A national apartment owner with plenty of familiarity with Huntington Beach has signed on to that city’s Pacific City mixed-use development.
Highlands Ranch, Colo.-based UDR Inc., one of the country’s largest apartment owners, recently took over ownership of the multifamily portion of Pacific City, the 31-acre project south of the Huntington Beach Pier on Pacific Coast Highway.

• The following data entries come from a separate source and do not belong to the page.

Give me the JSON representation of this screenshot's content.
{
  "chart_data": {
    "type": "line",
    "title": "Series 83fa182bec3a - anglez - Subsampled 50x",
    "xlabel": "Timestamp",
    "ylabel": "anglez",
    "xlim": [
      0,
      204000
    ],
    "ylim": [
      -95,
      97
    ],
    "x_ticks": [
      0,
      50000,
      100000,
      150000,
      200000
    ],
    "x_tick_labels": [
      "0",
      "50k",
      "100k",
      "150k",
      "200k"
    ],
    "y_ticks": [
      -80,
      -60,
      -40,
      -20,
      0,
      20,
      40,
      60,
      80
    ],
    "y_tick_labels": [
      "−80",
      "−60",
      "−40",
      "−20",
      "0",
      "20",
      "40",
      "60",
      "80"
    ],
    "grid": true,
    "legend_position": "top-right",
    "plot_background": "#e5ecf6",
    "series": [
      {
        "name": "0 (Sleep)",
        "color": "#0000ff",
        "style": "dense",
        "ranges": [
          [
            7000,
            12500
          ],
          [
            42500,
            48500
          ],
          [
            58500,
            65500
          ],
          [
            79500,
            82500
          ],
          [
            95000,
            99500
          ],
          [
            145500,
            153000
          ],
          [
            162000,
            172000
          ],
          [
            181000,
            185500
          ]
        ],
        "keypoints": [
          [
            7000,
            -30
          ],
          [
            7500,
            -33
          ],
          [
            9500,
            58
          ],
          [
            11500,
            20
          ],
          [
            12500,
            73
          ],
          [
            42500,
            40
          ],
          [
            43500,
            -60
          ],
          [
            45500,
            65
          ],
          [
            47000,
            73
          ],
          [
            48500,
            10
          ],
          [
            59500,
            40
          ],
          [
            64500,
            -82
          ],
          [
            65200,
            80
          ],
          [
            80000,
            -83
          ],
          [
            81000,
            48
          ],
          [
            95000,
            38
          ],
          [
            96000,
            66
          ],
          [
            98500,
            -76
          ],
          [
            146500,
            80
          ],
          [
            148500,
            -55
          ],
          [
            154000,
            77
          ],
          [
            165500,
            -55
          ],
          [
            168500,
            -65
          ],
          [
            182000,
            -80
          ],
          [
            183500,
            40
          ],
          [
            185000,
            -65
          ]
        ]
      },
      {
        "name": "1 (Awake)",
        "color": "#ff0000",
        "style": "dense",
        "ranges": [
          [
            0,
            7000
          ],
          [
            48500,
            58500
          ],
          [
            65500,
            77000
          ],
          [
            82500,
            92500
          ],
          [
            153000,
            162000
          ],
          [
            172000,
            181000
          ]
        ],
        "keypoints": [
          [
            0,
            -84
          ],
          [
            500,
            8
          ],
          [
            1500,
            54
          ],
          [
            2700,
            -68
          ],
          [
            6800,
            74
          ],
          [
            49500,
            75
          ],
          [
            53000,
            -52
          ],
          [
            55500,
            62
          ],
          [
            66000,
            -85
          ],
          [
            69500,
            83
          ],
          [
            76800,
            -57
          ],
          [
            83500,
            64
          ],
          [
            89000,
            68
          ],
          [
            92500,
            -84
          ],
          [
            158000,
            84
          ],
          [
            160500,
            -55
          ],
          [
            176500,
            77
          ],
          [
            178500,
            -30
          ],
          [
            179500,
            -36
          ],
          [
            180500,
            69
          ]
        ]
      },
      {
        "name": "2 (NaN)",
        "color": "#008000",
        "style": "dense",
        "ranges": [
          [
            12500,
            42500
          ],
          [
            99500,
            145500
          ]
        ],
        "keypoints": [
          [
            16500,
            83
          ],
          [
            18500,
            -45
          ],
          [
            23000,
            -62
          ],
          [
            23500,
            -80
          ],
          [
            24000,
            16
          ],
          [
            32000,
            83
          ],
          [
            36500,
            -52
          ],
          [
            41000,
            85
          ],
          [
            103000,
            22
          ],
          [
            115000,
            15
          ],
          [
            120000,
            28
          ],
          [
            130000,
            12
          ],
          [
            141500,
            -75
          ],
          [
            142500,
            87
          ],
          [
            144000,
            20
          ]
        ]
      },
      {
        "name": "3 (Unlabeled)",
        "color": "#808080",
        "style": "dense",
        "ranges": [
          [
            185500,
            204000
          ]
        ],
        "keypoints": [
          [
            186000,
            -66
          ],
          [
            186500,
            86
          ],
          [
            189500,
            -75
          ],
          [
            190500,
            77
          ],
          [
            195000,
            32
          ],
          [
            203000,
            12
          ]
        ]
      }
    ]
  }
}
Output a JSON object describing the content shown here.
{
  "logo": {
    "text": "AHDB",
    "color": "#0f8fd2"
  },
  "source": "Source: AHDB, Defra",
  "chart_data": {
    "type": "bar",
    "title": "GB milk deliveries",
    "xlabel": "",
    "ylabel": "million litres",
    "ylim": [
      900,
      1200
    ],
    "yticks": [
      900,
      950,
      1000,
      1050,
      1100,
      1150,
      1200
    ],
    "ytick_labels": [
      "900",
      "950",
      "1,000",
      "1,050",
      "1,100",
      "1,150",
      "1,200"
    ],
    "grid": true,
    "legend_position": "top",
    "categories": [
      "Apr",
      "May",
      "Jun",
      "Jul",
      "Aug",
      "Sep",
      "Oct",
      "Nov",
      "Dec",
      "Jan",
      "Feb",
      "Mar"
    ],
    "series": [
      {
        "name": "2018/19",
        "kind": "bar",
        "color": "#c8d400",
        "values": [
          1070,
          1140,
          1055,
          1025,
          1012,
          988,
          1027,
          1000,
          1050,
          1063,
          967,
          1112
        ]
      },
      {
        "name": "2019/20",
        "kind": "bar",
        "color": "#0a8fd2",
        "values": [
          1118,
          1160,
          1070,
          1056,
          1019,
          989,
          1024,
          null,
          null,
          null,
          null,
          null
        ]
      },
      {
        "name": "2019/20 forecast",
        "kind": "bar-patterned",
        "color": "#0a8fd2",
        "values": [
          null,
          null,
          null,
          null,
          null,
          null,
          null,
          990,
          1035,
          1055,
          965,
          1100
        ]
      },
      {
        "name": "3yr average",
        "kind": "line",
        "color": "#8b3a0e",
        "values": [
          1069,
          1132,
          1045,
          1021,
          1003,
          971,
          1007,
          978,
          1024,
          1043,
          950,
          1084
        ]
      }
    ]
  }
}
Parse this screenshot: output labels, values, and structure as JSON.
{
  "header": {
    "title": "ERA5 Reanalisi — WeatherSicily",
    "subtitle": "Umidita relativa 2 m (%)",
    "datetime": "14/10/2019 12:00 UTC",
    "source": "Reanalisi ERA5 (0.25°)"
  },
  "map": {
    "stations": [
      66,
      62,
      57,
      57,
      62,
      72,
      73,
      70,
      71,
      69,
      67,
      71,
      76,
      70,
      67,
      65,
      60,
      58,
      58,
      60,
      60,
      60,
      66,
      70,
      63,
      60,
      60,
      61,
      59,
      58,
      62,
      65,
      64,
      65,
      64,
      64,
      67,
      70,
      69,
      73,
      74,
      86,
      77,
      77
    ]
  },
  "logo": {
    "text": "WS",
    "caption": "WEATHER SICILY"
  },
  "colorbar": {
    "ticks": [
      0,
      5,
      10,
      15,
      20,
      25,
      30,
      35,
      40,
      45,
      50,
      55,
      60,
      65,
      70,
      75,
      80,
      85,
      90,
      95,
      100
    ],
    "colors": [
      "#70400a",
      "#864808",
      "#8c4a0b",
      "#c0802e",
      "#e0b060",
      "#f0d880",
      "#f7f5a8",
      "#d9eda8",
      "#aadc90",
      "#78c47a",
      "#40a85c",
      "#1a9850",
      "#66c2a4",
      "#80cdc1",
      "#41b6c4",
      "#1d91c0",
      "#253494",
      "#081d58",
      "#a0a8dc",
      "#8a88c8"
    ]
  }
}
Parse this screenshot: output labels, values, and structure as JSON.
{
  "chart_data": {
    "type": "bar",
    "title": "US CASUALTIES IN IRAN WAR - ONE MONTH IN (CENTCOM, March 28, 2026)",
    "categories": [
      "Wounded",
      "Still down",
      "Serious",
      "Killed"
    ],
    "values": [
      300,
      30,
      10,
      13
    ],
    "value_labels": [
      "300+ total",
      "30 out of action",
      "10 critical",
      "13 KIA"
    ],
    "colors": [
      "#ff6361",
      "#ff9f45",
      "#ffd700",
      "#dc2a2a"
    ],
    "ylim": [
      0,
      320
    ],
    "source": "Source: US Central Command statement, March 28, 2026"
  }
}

UDR bought the land that’s slated to hold about 516 apartments from Miami-based Crescent Heights about a month ago, according to property records.
A sale price for the land wasn’t immediately disclosed.
The site adds to a growing Huntington Beach presence for UDR, which owned 13 communities in OC as of last year and had a development portfolio in the county valued at $288 million.
Recent projects that UDR has taken up in Surf City include the Residences at Bella Terra, a 467-unit complex the company opened last year. It recently valued the complex near the Bella Terra shopping center at nearly $150 million.
This summer, UDR plans to begin preleasing for Beach + Ocean, a 173-unit complex on Beach Boulevard. The company paid close to $13 million for the land for that project—previously called Beach Walk—and expected the development to cost a little more than $50 million, according to regulatory filings.
UDR has “a proven track record of moving projects along expeditiously,” according to a recent letter from City Manager Fred Wilson to the city council.
The land sale to UDR appears to remove Crescent Heights from the Pacific City project a little more than two years after the master developer bought the then-financially distressed project for a reported $52.5 million—the first and only OC investment the company’s known to have made.
Crescent Heights has already sold land that will hold the retail portion of the development to San Jose-based DJM Capital Partners Inc., the owner of the Bella Terra shopping center, as well as the land that will hold the hotel portion of the project.
A partnership between R.D. Olson and Pacific Hospitality Group, both of Irvine, is now handling the hotel project.
Pacific City, in addition to apartments, is slated to have about 191,100 square feet of retail development and an eight-story hotel.
Shea Sale
Shea Properties has sold one of three remaining buildings it owns at Town Center Corporate Park, an office complex in its hometown of Aliso Viejo.
Intercap Lending, a mortgage company previously based in Irvine, bought the 53,115-square-foot office building at 26880 Aliso Viejo Parkway.
The office, at Aliso Viejo Parkway and Pacific Park, sold for approximately $9.5 million, or about $179 per square foot.
Newmark Grubb Knight Frank brokers Doug Mathews and Gary Allen, along with PM Realty Group’s Tim Joyce, arranged the sale on behalf of Shea.
“We chose the Aliso Viejo location for many reasons,” said Ron Harsini, chairman of Intercap, “but mainly because of the easy access to the toll roads for our employees and the wide range of amenities, including food and entertainment options” in the area.
The lender will occupy a bulk of the space at the multitenant building, which is fully leased, according to CoStar Group Inc. data.
Shea Regional Vice President Brian Meihaus said it sold the office, one of five buildings at Town Center Corporate Park, as part of “a selective and disciplined sales program within its portfolio.”
“The goal of this program is to create a balanced portfolio of office, industrial, retail and multifamily assets,” Meihaus said.
Q-Logic Corp., which is headquartered nearby, bought another building at Town Center Corporate Park last year. Shea built the complex in 2000 and is looking to sell two other buildings it owns at the campus that total about 73,000 square feet combined.